They have far more significant impacts in surgical wards and on construction job sites around the world. In the lifting industry, they are often promoted by safety experts as a key way to make sure everyone leaves the jobsite as healthy as when they started the day.

But it's in the medical field that checklists have undergone the most rigorous, academic checking. A recent study exposes some of the problems checklists cannot solve on their own.

A pioneer in the scientific study of checklists is Atul Gawande. Author of 'The Checklist Manifesto', published in 2009, Gawande conducted research in 2007 that saw him develop a checklist of steps to ensure that surgical teams didn't miss important steps: from handwashing through to ensuring that tools are removed from patients' bodies. Before key stages in surgery, checklists make sure everyone on the team is in the right place, with the right tools. When these lists were tested at eight hospitals around the world, the results were stark: mortality rates were nearly halved, falling from 1.5% to 0.8%. In other words, for every 1,000 surgeries at a hospital using a checklist, seven extra people would live.

Part of the argument for checklists is that they impose best practice on everyone: the bowtied surgical genius and the hardhatted veteran crane operator, the junior nurse and the signaller on their first job. Whether their challenge is a lack of experience, or the over-confidence that can come from too much experience, everyone who follows the checklist, follows the process.

But Gawande's later work, and that of others, shows this is not always the case. In a 2014 study in India, his team conducted trials at 60 Indian maternity facilities, involving 160,000 women.

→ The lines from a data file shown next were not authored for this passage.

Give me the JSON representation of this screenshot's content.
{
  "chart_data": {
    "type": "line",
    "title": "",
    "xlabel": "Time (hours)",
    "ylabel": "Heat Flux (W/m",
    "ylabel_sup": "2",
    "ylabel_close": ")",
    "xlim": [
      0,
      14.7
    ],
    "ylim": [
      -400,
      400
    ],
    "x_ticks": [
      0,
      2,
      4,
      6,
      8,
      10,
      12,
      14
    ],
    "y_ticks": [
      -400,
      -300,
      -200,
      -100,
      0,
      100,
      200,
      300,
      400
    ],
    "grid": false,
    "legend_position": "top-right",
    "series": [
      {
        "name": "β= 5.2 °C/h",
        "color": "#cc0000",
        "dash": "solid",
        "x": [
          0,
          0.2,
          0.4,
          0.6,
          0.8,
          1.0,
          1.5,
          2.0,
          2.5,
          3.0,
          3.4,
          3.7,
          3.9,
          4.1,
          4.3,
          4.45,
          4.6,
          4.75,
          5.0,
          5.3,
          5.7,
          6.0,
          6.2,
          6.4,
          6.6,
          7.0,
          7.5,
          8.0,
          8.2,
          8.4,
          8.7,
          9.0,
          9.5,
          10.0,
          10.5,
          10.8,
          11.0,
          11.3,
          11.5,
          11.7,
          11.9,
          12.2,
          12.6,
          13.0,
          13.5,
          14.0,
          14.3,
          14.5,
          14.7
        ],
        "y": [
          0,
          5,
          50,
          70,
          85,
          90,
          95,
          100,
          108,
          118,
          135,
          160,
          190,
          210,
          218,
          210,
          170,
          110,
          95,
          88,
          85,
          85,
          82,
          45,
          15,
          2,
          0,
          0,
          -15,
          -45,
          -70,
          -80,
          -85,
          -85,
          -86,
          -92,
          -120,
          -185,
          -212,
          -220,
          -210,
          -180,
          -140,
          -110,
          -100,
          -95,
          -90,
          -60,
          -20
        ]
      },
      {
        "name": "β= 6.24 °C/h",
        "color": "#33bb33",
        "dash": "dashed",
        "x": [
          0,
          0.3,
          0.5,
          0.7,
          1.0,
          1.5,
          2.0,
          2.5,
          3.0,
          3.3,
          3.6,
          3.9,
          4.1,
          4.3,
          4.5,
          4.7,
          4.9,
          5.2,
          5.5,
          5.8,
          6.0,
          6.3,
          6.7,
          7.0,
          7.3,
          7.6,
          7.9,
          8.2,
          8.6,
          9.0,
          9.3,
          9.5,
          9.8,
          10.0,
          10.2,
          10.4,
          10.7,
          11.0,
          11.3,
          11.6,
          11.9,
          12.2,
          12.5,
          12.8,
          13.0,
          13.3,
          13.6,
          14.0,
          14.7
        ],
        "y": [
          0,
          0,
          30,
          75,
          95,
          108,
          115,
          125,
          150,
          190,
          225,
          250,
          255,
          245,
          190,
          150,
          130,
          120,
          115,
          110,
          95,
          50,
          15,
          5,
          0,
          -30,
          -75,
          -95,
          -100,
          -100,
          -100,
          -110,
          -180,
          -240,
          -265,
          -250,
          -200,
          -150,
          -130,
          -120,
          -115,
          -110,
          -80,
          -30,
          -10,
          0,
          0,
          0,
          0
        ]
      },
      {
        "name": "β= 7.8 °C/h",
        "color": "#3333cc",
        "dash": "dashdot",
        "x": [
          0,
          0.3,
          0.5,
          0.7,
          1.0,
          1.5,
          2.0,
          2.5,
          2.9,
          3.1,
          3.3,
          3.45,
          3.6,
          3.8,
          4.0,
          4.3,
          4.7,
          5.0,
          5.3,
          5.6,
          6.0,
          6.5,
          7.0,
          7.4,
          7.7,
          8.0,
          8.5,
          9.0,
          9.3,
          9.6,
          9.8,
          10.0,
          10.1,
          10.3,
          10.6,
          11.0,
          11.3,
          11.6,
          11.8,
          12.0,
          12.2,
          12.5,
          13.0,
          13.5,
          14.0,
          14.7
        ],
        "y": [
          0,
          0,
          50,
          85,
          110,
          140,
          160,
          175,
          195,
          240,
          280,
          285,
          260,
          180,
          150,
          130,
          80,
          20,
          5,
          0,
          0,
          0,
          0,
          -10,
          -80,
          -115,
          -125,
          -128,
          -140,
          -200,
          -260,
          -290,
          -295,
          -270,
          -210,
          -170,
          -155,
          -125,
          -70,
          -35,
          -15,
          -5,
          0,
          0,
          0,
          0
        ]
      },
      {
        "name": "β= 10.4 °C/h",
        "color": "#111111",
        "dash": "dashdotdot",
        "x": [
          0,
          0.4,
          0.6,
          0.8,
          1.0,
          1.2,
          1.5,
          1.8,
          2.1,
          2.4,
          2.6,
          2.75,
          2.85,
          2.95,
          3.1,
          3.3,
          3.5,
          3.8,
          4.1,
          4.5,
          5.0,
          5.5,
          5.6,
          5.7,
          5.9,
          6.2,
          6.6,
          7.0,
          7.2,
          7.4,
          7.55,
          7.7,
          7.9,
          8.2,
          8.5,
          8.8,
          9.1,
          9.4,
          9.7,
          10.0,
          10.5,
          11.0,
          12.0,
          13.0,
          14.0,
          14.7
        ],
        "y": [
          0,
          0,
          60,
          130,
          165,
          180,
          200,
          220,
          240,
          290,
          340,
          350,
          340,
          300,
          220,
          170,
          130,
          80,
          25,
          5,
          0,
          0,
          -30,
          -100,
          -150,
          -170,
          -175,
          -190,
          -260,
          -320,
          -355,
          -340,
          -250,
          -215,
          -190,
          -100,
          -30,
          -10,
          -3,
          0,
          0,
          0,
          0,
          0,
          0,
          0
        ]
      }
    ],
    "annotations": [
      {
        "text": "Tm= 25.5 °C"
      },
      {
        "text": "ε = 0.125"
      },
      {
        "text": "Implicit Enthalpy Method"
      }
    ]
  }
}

While birth attendants who were coached to use the checklists performed the correct steps far more than those who weren't, mortality levels remained the same.

A study published this summer in JAMA Network Open, by James Suliburk, Quentin Buck, and Chris Pirko, suggests some of the issues with checklists, and a possible solution. The research looked into ways to categorise 'human performance deficiencies'. They found that more than half of adverse outcomes in hospitals they studied were due to human error, and categorised more than half of these as 'cognitive error'. Discussing their results, they note the importance of errors of recognition: failing to spot a risk. Describing growing research into 'checklist burnout', they suggest that the use of systembased approaches should be accompanied by cognitive training. Reflecting practice in the aviation industry, they recommend 'simulated playback' of incidents. Perhaps a similar approach, working through the steps of an incident, would be a useful tool in the construction sector, to highlight how risks can be missed.